Control of oxidative metabolism in volume-overloaded rat hearts: effect of pretreatment with propionyl-L-carnitine.

Abstract

Chronic mechanic overloading of the heart has been shown to lead to a significant depletion of tissue carnitine (1,2) that is possibly related to impaired carnitine transport to the myocardium (3, 4). At the same time, the ability of chronically overloaded hearts to oxidize exogenous palmitate is diminished (5, 6). This decrease of long-chain fatty acid utilization is accompanied by reduced myocardial oxygen consumption (MVO2) and gives rise to an impaired mechanical activity during in vitro perfusions (6, 7). Most of the above quoted alterations disappear when exogenous palmitate is replaced by octanoate, a short-chain fatty acid that has free access to mitochondrial matrix (8). This suggests that the respiratory chain of volume-overloaded rat hearts perfused in presence of long-chain fatty acids may be actually substrate limited (7). In this work, we tried to improve NADH delivery to respiratory chain by a prolonged treatment of volume-overloaded rats with millimolar concentrations of propionyl-L-carnitine (9). It has been shown that the administration of this compound significantly increases both blood plasma concentrations and myocardial tissue levels of L-carnitine (10, 11).

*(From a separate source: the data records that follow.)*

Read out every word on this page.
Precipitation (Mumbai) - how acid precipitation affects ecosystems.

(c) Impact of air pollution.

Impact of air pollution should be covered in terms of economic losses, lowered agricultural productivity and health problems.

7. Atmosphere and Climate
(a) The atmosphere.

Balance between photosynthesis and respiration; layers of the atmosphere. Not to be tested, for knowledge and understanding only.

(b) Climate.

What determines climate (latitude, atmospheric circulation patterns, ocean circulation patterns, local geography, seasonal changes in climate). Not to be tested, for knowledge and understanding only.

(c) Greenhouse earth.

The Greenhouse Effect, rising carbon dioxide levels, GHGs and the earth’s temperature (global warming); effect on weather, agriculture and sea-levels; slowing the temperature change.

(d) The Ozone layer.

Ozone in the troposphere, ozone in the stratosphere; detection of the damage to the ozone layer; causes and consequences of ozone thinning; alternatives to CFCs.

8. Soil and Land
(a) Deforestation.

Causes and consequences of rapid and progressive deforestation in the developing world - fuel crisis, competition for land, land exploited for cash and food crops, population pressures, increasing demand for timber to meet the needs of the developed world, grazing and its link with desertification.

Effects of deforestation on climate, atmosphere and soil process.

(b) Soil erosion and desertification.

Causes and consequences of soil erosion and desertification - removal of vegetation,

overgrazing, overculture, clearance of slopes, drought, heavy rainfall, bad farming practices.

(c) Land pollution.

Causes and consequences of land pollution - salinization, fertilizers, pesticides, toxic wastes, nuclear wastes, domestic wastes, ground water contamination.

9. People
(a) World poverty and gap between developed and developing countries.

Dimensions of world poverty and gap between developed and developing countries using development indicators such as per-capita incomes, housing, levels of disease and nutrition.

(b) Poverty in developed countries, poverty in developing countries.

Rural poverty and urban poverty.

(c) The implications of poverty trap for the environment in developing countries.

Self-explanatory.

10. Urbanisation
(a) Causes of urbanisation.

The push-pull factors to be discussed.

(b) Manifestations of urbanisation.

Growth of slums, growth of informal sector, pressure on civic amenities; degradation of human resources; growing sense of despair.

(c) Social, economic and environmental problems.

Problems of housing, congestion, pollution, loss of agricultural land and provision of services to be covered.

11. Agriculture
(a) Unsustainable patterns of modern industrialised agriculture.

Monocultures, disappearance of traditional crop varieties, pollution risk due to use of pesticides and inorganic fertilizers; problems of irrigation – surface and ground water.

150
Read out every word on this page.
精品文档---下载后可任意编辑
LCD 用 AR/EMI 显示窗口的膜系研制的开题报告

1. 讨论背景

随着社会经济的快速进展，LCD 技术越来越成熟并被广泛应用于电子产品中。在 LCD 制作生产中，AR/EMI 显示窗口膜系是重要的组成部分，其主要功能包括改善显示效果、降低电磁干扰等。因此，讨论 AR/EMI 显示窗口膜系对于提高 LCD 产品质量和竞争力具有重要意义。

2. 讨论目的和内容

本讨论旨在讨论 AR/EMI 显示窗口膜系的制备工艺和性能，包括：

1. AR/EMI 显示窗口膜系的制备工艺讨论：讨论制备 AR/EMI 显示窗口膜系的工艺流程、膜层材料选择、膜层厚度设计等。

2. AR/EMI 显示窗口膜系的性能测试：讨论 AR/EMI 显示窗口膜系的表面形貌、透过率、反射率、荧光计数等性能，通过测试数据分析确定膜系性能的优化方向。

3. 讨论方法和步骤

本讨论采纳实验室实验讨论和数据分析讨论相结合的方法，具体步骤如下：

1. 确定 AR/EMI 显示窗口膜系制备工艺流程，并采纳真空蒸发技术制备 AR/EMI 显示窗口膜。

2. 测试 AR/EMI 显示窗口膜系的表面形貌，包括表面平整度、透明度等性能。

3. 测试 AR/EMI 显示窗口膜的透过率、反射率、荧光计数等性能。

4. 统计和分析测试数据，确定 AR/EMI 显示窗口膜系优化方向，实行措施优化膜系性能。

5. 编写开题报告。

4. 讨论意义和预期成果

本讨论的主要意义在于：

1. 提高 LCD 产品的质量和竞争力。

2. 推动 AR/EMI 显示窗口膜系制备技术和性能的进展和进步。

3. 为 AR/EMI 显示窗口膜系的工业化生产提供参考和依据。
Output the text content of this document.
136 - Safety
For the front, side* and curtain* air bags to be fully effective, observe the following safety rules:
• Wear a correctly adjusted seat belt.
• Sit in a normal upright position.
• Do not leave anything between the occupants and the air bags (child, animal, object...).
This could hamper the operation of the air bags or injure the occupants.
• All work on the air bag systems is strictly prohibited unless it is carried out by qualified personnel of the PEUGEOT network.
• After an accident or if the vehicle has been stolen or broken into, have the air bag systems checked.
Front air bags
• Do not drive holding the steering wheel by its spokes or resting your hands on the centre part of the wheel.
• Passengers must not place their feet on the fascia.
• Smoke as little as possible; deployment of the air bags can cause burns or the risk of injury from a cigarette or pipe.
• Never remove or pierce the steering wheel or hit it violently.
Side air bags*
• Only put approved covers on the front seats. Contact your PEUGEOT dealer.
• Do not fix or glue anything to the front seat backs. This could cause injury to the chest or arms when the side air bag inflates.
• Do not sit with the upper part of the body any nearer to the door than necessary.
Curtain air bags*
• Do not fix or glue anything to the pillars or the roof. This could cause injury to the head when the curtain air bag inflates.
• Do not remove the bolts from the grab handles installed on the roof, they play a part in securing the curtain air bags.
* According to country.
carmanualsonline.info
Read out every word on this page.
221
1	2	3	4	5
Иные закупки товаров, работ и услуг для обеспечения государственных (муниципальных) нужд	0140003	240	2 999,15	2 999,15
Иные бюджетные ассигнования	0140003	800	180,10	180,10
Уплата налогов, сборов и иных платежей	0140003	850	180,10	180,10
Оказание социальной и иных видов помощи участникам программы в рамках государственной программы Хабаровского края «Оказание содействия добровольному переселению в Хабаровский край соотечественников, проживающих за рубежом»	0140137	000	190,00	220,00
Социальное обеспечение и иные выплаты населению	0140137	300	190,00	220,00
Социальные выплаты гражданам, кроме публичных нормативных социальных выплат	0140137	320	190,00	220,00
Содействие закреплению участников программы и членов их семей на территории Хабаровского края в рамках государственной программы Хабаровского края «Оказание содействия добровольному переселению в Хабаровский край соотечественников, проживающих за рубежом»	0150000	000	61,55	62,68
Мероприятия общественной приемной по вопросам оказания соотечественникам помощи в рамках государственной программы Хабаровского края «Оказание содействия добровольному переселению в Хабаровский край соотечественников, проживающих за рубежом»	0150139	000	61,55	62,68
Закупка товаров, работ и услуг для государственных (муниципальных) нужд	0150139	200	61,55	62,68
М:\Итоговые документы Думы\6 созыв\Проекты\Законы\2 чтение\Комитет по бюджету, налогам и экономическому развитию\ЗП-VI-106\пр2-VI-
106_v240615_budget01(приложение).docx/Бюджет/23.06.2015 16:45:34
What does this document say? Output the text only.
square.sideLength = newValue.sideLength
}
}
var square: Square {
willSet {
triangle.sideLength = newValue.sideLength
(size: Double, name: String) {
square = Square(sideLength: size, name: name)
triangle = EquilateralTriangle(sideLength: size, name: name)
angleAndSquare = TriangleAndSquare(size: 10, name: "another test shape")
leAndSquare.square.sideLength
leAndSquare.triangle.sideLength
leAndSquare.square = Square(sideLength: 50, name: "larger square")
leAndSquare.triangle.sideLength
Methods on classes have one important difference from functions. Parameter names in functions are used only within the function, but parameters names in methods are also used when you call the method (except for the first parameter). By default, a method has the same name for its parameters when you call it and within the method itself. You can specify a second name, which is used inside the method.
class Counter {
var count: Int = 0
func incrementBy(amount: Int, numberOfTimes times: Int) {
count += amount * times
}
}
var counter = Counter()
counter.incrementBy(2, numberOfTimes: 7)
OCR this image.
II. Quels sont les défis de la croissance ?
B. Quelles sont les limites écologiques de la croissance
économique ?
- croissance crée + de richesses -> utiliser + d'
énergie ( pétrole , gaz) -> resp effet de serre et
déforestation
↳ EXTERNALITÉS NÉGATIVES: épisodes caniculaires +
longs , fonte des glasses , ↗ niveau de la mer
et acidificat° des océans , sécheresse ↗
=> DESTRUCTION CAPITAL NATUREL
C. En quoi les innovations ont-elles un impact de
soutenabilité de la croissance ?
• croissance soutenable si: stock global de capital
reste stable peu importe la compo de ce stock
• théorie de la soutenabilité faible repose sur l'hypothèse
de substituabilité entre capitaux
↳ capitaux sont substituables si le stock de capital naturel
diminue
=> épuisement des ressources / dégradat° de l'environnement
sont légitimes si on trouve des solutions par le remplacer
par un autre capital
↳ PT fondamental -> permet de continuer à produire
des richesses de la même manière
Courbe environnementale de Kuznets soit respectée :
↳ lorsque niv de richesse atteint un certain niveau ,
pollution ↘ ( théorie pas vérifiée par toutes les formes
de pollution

This, in turn, may improve long chain fatty acid utilization (5) and glucose oxidation (12) via a decreased acetyl-CoA/CoA ratio (13, 14). The control and volume-overloaded hearts were perfused with 11 mM glucose and 1.2 mM palmitate (2.4 mM octanoate) over a range of left ventricular work loads, leading to a progressive increase in the myocardial V02 (7). The respective relationships between the rates of oxidative phosphorylation and different intracellular energy parameters ((cytosolic phosphorylation potential (ATP/ADPf.Pi), ADPf, and mitochondrial NAD+/NADH ratio)) as obtained in control and volume-overloaded hearts were compared for each metabolic condition examined. The effects of the pretreatment with propionyl-L-carnitine on the kinetics of oxidative phosphorylation were tested under conditions of a high work load (heart ejecting against an increased aortic resistance related to the clamp of the aortic outflow line) as described previously (6, 7).